His peers want Adrian Peterson to experience a Super Bowl but, at nearly 29, is his window of opportunity closing?
JERRY HOLT • email@example.com,
Rand: Adrian Peterson's legacy coming into focus
- January 23, 2014 - 6:35 AM
We’re not sure if this is the official crossroads of Adrian Peterson’s career — the point where we stop talking about his potential, or even his greatness, and start wondering how much time is left.
But it feels as though his NFL peers are thinking in those terms. ESPN conducted an anonymous survey of more than 320 NFL players, asking them which active player who has never made it to the Super Bowl they would like to see in the big game.
The winner? Peterson.
Now, part of this is because of his greatness. He is undoubtedly one of the greatest players of this generation, and his fellow players know that and would like to see greatness on the highest level.
“That’s pretty cool,” Peterson told ESPN.com.
But part of us also thinks you don’t make that answer if you don’t sense the window is at least starting to close on a career.
Peterson got 59 votes. The next-highest player was Tony Gonzalez, the game-changing tight end. Gonzalez will be 38 next month. Peterson will be 29 in a couple of months. In running back years, Peterson is getting up there. A lot of players at his position hit a wall around age 30, unable to sustain a high level after so many seasons of pounding.
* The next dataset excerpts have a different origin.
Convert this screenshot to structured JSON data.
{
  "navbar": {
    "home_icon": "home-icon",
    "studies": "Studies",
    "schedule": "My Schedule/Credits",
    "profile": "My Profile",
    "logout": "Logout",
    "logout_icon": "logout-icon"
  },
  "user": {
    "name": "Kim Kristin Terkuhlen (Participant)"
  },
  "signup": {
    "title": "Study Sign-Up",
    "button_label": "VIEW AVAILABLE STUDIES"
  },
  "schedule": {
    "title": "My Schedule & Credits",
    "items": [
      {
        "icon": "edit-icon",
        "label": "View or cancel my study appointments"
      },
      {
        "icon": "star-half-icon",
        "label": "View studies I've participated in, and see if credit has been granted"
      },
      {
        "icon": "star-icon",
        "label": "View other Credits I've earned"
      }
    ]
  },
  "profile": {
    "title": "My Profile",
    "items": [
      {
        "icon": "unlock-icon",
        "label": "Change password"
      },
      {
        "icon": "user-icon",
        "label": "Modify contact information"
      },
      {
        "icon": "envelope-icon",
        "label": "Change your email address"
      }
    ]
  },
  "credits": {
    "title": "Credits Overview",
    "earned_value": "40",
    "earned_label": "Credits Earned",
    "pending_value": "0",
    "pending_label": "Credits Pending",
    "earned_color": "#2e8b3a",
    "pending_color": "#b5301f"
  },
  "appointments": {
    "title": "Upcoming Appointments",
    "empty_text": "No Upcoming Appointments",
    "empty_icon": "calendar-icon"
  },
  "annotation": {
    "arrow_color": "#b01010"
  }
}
While we should never doubt that Peterson could be the exception based on his injury comeback in 2012 and general physical freakishness, the fact remains that he already has played seven NFL seasons.
Peterson came within a whisper of the Super Bowl in 2009. Otherwise, he’s had two one-and-dones in the playoffs. And his team is no closer to solving its QB situation than it was in 2007 when he came into the league.
If he never plays in the Super Bowl, he will join some great players with that unfortunate distinction: Barry Sanders, Dan Fouts, LaDainian Tomlinson … and, yes, former Vikings such as Cris Carter and John Randle.
We remember those players for being great, not for missing the Super Bowl. That said, we dare say Peterson would vault to the top of that list — yes, better than Sanders — if he never gets there.
Peterson’s peers don’t want to see that happen. The question is, how many more chances will he get?